Guillaume du Bellay was the devoted protector of freedom of thought; without actually joining the reformers, he defended the innovators against their fanatical opponents. In 1534–1535 he even tried, unsuccessfully, to bring about a meeting between Francis I. and Melanchthon; and in 1541 he intervened in favour of the Vaudois. Rabelais was the most famous of his clients, and followed him to Piedmont from 1540 to 1542. Guillaume was himself a valuable historian, and a clear and precise writer.
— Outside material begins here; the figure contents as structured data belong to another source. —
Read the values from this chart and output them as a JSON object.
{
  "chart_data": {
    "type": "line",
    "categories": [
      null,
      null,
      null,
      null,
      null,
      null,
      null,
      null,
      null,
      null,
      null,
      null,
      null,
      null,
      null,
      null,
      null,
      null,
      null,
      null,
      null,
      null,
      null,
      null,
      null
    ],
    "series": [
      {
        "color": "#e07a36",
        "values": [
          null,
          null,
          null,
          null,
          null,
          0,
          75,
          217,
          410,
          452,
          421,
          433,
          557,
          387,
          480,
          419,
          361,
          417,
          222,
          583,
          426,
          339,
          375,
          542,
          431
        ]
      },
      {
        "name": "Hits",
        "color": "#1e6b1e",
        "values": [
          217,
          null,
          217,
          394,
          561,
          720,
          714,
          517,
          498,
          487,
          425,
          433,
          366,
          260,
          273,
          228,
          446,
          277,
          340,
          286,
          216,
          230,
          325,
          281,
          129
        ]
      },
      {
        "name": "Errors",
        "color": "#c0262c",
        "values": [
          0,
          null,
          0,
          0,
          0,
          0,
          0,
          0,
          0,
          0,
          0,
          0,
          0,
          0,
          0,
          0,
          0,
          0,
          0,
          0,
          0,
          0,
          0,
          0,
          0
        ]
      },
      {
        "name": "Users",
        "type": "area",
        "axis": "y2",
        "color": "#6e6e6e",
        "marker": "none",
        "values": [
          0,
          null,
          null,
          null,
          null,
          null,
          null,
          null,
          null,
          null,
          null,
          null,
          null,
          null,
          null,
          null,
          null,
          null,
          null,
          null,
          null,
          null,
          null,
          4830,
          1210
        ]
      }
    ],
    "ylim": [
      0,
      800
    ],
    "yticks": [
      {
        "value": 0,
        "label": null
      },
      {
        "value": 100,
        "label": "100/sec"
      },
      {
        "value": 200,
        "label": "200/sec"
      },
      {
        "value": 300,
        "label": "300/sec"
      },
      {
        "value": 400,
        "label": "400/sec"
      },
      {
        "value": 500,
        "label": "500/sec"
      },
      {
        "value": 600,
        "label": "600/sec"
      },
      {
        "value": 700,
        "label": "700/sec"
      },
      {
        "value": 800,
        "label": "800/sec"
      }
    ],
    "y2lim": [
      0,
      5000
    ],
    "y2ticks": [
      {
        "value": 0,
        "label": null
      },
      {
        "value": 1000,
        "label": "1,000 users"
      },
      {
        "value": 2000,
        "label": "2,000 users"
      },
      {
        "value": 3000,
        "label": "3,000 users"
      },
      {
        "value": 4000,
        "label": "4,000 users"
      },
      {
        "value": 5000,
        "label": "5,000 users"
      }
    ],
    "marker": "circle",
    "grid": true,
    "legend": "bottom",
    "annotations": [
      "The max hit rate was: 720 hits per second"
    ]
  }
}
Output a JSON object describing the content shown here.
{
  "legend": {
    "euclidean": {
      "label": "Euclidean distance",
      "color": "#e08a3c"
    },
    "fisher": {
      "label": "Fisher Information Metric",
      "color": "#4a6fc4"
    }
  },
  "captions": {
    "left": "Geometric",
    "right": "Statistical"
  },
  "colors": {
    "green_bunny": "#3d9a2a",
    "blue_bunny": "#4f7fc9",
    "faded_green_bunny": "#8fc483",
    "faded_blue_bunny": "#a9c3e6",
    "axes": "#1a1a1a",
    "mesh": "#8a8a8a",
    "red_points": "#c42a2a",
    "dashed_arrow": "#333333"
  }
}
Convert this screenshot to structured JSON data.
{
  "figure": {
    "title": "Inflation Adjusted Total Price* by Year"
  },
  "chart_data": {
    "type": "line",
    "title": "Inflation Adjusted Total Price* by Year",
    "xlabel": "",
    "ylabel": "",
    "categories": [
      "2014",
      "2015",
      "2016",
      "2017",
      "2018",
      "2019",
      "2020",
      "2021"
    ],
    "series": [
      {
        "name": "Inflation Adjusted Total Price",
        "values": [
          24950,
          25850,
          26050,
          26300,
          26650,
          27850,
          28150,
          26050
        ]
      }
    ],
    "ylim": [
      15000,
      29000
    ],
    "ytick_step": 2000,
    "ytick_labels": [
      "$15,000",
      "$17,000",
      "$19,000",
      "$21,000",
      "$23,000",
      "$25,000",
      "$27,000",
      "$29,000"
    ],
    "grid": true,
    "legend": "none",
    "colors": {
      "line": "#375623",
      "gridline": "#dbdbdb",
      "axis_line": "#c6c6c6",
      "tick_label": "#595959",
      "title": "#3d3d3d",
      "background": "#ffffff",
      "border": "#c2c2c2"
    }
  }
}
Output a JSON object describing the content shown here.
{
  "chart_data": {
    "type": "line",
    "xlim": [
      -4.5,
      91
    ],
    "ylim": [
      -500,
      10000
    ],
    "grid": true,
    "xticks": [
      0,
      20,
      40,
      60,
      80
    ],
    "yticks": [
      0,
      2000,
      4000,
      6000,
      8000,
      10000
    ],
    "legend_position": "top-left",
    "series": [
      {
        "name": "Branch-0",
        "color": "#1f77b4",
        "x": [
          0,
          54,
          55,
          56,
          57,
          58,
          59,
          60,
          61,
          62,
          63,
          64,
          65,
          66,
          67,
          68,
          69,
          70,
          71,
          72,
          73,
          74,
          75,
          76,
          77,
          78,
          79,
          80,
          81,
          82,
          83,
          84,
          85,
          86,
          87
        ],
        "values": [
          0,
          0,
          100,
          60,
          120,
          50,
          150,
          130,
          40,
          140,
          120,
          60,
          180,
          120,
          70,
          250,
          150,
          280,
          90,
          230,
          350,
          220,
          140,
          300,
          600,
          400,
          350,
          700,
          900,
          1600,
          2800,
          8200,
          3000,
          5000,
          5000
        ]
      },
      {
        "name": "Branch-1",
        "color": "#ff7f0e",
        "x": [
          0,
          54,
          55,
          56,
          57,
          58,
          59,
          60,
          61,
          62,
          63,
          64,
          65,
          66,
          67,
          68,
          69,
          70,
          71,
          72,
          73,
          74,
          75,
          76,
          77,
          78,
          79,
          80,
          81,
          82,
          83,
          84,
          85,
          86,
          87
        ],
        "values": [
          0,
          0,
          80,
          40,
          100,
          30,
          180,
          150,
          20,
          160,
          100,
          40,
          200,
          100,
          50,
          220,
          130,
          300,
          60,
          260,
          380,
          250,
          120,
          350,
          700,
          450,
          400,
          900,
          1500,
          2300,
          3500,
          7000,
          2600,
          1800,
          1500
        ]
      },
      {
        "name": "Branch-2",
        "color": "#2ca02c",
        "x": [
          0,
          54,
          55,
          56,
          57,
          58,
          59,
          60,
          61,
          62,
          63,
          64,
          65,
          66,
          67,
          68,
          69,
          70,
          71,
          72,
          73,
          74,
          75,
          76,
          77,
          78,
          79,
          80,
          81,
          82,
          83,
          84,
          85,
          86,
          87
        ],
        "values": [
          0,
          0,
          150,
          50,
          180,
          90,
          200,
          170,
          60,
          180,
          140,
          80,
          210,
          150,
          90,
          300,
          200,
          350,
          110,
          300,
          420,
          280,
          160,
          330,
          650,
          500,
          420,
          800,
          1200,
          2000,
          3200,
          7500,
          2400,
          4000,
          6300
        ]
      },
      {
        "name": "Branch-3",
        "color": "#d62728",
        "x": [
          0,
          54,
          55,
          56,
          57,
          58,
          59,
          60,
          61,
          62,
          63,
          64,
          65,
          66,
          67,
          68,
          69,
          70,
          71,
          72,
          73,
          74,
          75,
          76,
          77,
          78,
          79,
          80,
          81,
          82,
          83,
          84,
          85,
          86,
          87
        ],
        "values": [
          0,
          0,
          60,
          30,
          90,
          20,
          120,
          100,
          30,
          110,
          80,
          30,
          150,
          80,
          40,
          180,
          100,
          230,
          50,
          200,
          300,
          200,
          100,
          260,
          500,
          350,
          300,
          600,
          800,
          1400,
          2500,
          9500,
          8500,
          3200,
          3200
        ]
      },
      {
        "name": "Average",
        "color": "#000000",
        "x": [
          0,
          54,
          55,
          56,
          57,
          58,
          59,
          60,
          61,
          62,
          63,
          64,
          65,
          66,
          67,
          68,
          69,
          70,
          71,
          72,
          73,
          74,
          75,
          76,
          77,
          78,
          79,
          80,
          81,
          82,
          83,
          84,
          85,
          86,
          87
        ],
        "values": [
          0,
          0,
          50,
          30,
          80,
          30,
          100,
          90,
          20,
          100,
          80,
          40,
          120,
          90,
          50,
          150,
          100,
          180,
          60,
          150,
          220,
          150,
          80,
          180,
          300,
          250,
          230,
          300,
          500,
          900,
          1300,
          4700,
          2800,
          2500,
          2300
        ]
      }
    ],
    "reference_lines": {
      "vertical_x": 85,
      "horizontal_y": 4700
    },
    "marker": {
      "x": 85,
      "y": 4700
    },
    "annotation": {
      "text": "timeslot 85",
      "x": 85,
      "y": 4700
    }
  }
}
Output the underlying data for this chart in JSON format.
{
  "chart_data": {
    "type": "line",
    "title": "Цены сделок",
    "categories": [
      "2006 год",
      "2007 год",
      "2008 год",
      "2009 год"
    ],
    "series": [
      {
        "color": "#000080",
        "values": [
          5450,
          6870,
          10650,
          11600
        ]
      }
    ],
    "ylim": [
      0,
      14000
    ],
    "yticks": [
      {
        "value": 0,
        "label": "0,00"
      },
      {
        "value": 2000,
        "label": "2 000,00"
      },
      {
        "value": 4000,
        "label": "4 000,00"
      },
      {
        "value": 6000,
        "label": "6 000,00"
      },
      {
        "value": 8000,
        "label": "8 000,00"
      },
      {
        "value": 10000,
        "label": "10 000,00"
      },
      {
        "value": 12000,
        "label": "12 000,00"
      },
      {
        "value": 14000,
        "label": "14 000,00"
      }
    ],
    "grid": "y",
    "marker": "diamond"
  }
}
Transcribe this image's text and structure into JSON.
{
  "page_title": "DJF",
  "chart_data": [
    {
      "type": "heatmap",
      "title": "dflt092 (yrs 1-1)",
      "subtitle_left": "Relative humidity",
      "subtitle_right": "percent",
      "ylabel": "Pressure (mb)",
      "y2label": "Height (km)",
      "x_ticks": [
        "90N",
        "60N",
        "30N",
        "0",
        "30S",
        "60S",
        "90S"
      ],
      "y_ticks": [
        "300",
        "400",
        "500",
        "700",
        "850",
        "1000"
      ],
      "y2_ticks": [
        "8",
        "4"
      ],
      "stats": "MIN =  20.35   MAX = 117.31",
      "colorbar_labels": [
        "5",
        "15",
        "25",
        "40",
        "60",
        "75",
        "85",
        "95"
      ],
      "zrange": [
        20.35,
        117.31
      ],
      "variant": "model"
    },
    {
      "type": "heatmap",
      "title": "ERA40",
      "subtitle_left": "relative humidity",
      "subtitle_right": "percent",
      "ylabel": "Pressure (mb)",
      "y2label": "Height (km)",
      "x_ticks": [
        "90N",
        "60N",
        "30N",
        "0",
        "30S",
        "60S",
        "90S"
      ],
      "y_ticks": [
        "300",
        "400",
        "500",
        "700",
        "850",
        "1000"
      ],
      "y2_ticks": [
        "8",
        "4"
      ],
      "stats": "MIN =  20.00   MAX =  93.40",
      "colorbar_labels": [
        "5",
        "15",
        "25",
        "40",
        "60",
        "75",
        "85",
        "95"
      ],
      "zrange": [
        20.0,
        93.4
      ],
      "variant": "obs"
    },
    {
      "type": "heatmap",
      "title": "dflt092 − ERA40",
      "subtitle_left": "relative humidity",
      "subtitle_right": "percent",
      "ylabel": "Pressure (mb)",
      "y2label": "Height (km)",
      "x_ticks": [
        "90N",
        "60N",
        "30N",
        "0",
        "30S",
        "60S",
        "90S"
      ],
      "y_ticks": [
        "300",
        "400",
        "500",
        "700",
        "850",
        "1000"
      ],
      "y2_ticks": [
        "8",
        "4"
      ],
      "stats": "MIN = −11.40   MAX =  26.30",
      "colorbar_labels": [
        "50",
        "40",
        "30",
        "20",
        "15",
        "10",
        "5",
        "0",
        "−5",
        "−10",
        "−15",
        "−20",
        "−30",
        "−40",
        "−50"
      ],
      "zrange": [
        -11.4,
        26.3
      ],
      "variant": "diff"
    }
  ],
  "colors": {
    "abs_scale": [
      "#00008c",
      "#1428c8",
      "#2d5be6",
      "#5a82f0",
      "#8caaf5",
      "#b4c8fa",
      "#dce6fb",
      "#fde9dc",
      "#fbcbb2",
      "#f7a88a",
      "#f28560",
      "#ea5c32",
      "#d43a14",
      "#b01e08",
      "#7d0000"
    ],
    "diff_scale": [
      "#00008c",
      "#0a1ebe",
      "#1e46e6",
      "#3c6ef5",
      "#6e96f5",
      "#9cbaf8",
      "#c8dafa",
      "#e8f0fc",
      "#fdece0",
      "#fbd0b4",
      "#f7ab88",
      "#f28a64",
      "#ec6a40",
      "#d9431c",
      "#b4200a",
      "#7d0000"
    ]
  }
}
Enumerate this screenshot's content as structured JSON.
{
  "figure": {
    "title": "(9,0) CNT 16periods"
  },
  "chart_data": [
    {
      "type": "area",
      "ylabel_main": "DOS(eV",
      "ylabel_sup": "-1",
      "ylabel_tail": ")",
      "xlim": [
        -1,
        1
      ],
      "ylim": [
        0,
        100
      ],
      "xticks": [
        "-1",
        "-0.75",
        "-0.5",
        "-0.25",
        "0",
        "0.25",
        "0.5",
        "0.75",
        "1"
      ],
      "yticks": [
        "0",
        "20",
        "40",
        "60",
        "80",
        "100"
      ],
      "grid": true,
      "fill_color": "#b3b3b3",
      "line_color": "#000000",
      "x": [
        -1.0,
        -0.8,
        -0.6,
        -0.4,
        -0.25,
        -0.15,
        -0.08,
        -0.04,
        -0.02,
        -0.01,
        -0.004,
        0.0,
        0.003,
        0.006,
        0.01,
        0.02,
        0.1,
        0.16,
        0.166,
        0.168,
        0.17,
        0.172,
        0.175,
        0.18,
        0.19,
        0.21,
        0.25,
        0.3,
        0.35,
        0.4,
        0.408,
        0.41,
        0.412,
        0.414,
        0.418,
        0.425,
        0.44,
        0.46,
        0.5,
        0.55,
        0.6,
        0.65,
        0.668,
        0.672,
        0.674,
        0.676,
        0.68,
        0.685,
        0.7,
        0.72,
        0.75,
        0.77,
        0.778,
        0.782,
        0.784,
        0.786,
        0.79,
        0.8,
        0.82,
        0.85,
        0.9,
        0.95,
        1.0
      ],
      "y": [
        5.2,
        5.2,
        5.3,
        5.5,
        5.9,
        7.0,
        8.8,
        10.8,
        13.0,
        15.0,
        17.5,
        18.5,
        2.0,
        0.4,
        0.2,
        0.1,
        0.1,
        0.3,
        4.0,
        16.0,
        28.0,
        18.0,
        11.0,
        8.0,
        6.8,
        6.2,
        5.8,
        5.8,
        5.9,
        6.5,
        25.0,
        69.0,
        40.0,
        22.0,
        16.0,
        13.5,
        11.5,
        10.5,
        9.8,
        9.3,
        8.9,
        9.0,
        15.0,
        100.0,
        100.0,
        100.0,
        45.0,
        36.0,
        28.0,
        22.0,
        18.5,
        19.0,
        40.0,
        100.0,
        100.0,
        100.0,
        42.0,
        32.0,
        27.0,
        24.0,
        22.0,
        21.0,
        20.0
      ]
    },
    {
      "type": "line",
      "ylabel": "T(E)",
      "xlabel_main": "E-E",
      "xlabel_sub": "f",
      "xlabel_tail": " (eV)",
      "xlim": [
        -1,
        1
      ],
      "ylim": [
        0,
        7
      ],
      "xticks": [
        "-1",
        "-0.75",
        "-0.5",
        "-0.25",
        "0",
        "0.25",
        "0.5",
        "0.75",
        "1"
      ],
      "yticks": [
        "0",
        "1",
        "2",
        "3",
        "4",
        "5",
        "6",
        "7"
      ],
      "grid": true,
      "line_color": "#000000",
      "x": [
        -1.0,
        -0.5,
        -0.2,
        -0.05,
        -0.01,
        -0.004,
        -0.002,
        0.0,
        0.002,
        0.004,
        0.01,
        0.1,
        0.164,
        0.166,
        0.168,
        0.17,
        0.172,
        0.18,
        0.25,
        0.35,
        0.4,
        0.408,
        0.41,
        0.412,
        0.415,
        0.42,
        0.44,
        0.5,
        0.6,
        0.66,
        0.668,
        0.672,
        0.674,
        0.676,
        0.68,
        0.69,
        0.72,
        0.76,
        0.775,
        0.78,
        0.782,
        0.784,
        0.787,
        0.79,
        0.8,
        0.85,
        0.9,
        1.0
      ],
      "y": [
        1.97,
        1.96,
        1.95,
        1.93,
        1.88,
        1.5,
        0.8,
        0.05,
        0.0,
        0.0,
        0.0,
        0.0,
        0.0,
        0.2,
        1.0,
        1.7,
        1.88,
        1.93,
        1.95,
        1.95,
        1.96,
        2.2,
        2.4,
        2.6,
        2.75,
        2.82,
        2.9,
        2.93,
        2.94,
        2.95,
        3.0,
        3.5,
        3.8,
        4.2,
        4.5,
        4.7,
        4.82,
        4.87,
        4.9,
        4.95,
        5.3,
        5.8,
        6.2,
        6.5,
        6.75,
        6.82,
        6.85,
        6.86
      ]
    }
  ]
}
He imitated Livy in his Ogdoades, a history of the rivalry between Francis I. and the emperor from 1521, of which, though he had no time to finish it, important fragments remain, inserted by his brother Martin du Bellay (d. 1559) in his Mémoires (1569). The celebrated Instructions, reprinted as Traité de la discipline militaire in 1554 and 1592, was formerly attributed to him, but it has been proved that he could not have written it (see Bayle, Dict. Hist. i. 502, and Jähns, Geschichte der Kriegswissenschaften, i. 498 seq.); this work, however, is of the highest value for the study of the military art of the 16th century; in 1550 an Italian, in 1567 a Spanish, and in 1594 and 1619 German translations were published.
See also the edition of Martin du Bellay’s Mémoires by Michaud and Poujoulat (1838), and Bourrilly’s Fragments de la première Ogdoade (Paris, 1905). There is an excellent study of Guillaume du Bellay by V. L. Bourrilly (Paris, 1905). (J. I.)